The catalytic activity of cis-to-trans isomerization requires redox-active ingredients, suggesting that isomerization is achieved by redox reactions acting at specific double bonds (Isaacson et al. 2004). The dinucleotide-binding domain is highly conserved among most carotenoid biosynthetic enzymes. In addition, reduced flavin adenine dinucleotide (FAD) involved in the stabilization of a transition state is needed in lycopene cyclization; a specific glutamate is also required in acid/base catalysis (Mialoundama et al. 2010; Yu et al. 2010). The CRTISO enzyme has a conserved dinucleotide-binding domain at its N terminus (Isaacson et al. 2004). Yu et al. (2011) have reported that CRTISO is a member of the FADred-dependent class of flavoproteins catalyzing non-redox reactions. Our phylogenetic analysis indicated that CRTISO may have evolved from bacterial carotenoid desaturases (crtI and crtN). In this study, the orange inner leaf candidate gene BrCRTISO was sequenced, revealing the presence of 12 amino acid mutations and two amino acid deletions (Fig. 3b). Relative to the white-type Chinese cabbage sequence, the 19th hydrophobic nonpolar phenylalanine has mutated into a polar hydrophilic serine, the 39th aspartic acid has mutated into alkaline histidine, two acidic glutamates have been deleted at the 57th amino acid position, and the 67th glycine has been replaced by alkaline arginine. On the basis of the above information, we believe that changes in the polarity and acidity of the amino acids may affect enzyme activity. The mutations in exon 1 may be responsible for the decrease or loss of activity of carotenoid isomerase (BrCRTISO) in Chinese cabbage.

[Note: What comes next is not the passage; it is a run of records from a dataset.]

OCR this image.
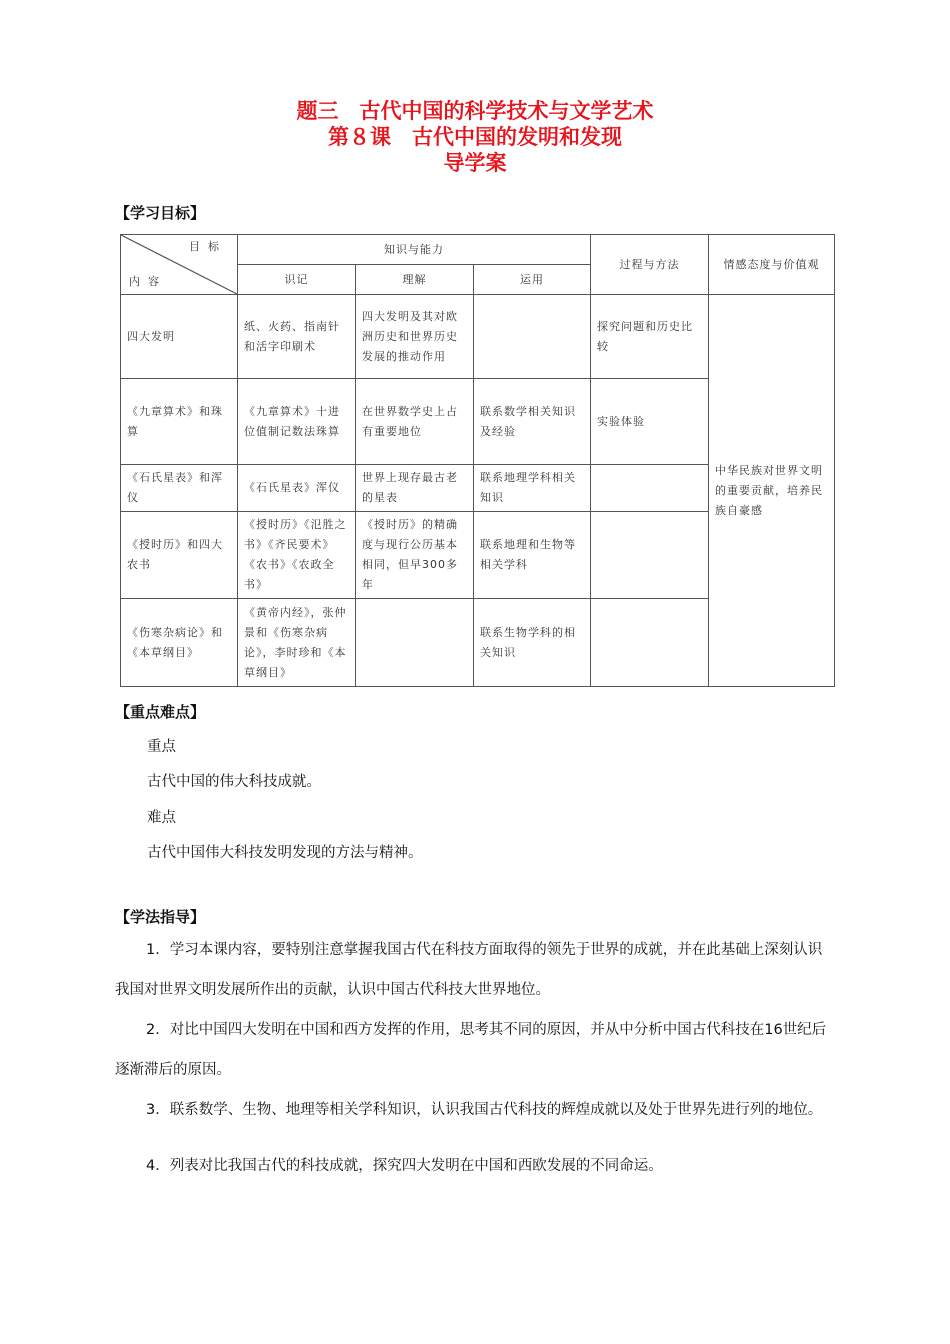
题三　古代中国的科学技术与文学艺术
第８课　古代中国的发明和发现
导学案
【学习目标】
目标
内容	知识与能力			过程与方法	情感态度与价值观
	识记	理解	运用		
四大发明	纸、火药、指南针和活字印刷术	四大发明及其对欧洲历史和世界历史发展的推动作用		探究问题和历史比较	中华民族对世界文明的重要贡献，培养民族自豪感
《九章算术》和珠算	《九章算术》十进位值制记数法珠算	在世界数学史上占有重要地位	联系数学相关知识及经验	实验体验	
《石氏星表》和浑仪	《石氏星表》浑仪	世界上现存最古老的星表	联系地理学科相关知识		
《授时历》和四大农书	《授时历》《氾胜之书》《齐民要术》《农书》《农政全书》	《授时历》的精确度与现行公历基本相同，但早300多年	联系地理和生物等相关学科		
《伤寒杂病论》和《本草纲目》	《黄帝内经》，张仲景和《伤寒杂病论》，李时珍和《本草纲目》		联系生物学科的相关知识		
【重点难点】
重点
古代中国的伟大科技成就。
难点
古代中国伟大科技发明发现的方法与精神。
【学法指导】

1．学习本课内容，要特别注意掌握我国古代在科技方面取得的领先于世界的成就，并在此基础上深刻认识我国对世界文明发展所作出的贡献，认识中国古代科技大世界地位。

2．对比中国四大发明在中国和西方发挥的作用，思考其不同的原因，并从中分析中国古代科技在16世纪后逐渐滞后的原因。

3．联系数学、生物、地理等相关学科知识，认识我国古代科技的辉煌成就以及处于世界先进行列的地位。

4．列表对比我国古代的科技成就，探究四大发明在中国和西欧发展的不同命运。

As stated above, we have completely identified the carotenoid pigments that cause orange coloration of inner leaves in Chinese cabbage. The candidate orange inner leaf gene BrCRTISO (Bra031539) was mapped and analyzed at the molecular level. This gene can serve as a novel genetic tool for improving nutritional value in vegetable crops, and the functional markers developed in this study can be applied during marker-assisted selection in orange inner leaf Chinese cabbage hybrid breeding programs. On the basis of the existing experimental data, transgenic technology should allow functional identification in the future.